Greg and I had a long and fruitful meeting with RE this morning about upcoming rebuilds and reconfiguration of the TAPoR boxes. This is the basic plan:
- In the short term, RE will collapse the two DB servers into one, freeing up one of the more powerful machines. Greg is currently going through dbs on the servers to determine what obsolete ones can be dumped, to simplify the process. If there's time, they'll all roll onto one server, then the other will be rebuilt with a 64-bit OS, and they'll be moved to that one, freeing the first; if time is a problem, then they'll just complete the first migration.
- The freed-up db server will be rebuilt as a 64-bit Tomcat box, and will house (initially) two Tomcats, "legacy" and "active". Both will end up with more memory than the current running Tomcats.
- All current Tomcat projects will be migrated from Lettuce to the new server, with the current OLD Cocoon (from Tomcat Prod) going into Legacy, and all the other projects going into Active.
- When MJ has finished his porting work, the Graves and Abstracts projects will be installed on the new Tomcat server in Legacy, and links and virtual domains re-pointed. Then there are a couple of other services running on Mustard which need to be moved (eg Mongrel/Ruby). Those can be copied to Lettuce. Once that's done, Mustard will be ready for a rebuild.
- Mustard will be rebuilt with the latest Apache, PHP, etc., and brought up as a "cluster of one"; existing PHP/web projects will be copied to it from Lettuce, and tested.
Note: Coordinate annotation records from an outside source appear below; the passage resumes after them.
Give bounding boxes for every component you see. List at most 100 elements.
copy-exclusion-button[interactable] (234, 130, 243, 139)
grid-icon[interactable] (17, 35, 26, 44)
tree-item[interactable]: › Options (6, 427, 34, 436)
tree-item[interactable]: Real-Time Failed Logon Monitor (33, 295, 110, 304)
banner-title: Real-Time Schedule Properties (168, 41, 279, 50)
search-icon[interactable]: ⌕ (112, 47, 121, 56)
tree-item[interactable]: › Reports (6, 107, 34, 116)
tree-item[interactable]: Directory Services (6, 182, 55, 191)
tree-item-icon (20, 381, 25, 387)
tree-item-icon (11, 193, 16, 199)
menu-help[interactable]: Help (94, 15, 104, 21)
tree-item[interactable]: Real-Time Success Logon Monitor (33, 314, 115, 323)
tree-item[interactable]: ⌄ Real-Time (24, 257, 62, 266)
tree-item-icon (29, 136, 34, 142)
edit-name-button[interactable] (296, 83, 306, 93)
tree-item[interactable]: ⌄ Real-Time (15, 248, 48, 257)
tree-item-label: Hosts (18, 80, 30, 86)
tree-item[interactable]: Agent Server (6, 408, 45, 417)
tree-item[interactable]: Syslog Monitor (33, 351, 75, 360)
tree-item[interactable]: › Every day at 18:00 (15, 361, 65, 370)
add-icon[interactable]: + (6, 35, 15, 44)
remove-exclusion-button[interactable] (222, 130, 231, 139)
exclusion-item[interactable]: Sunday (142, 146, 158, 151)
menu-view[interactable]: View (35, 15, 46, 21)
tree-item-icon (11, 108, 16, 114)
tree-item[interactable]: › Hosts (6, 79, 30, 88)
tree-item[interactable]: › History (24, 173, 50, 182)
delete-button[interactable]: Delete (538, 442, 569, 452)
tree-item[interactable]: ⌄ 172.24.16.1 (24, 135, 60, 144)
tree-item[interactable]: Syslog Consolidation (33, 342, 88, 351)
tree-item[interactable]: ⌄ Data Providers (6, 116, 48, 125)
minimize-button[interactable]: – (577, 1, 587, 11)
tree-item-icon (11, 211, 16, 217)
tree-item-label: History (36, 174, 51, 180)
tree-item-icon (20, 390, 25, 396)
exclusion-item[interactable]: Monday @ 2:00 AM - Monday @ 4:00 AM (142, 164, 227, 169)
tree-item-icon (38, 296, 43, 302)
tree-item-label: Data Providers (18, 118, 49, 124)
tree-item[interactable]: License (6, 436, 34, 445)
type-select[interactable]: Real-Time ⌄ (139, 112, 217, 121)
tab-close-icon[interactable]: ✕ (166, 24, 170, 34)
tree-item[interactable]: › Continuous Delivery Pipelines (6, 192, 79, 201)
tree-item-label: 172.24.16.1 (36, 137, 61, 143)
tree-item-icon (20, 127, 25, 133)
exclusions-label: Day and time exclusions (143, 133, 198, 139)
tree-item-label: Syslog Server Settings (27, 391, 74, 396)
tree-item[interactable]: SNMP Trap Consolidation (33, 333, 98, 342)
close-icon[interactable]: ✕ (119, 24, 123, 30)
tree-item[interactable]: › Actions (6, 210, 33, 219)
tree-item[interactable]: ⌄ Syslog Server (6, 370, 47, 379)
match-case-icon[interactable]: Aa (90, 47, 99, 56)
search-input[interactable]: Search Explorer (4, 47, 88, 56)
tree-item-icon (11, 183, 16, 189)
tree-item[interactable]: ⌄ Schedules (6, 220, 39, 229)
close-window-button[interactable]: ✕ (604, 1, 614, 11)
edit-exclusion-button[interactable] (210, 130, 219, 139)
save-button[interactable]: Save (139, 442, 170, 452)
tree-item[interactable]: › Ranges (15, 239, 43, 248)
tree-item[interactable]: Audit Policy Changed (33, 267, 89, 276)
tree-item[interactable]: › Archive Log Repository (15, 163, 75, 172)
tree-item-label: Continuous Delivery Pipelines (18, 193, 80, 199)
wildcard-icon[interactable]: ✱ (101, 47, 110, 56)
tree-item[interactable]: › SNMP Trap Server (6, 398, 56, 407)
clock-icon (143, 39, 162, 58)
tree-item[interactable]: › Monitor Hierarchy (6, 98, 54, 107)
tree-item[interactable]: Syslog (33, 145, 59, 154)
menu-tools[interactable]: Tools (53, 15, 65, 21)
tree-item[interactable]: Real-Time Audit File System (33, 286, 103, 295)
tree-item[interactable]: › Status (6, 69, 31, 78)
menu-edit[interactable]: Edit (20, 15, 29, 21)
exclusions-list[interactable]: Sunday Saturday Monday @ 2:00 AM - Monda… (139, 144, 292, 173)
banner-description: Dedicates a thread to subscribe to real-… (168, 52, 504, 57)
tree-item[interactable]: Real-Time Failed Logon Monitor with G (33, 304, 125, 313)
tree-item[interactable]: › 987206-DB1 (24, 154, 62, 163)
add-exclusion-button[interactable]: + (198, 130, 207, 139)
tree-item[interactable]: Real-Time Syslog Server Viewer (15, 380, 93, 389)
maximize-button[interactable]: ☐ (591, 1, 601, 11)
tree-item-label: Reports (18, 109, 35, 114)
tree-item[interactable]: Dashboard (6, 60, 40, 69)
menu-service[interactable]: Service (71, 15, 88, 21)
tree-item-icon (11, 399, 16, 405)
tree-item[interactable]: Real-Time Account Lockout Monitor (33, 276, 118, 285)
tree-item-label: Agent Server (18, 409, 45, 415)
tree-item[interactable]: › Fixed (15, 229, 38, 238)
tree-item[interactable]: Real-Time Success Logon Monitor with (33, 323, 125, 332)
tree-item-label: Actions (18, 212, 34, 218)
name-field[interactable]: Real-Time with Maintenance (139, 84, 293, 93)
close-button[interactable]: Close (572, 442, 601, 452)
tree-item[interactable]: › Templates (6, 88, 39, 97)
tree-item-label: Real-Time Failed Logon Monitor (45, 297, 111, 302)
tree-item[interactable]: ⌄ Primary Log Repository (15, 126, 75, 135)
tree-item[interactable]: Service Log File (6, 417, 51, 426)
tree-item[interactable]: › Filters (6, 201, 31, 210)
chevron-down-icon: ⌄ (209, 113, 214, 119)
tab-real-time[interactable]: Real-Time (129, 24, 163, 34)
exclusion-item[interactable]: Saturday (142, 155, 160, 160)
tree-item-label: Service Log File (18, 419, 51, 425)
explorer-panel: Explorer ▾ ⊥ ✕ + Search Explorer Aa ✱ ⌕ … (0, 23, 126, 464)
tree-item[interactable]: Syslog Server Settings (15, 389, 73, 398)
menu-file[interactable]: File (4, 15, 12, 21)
A side benfit of this is that all apps running on our cluster will have the advantage of the wildcard SSL cert., currently only available under hcmc.uvic.ca
- The cluster of one will go live, and Lettuce will then be brought down for a rebuild, as a clone of Mustard. Then it will be added to the cluster, so we have true failover for our web projects.
Other issues discussed
A problem has recently arisen with the NFS machine (arugula) where backups are taking nearly 12 hours, likely due to insufficient RAM. RE feels that there might enough spare RAM available to him to add up to 2GB to arugula - this will hopefully alleviate the problem. While down for the RAM we might also install RHEL5 and the new TSM client. If so, the downtime is likely to be a full day.
Currently, we have homedirs in the same filesystem as application dirs (like www). RE suggested that we look at splitting homedirs from app dirs so that our *mission critical* filesystems are as small as possible. We would also deploy the archive fs previously discussed as soon as enough space is freed up to make this possible. This would create at least 3 permanent filesystems: home, app and archive.
We also made a request for a script that will allow us to sudo run it and change permissions on certain dirs to make them writable by other users - very handy to have this functionality when deploying apps and data for other users.
/home1t/ is currently just about full. We also have requests coming in to expand the filesystem. We discussed with RE the best way of managing this unfortunate combination of events, and we arrived at a potential solution. Advice has been offered to concerned parties and we will wait for a response before proceeding.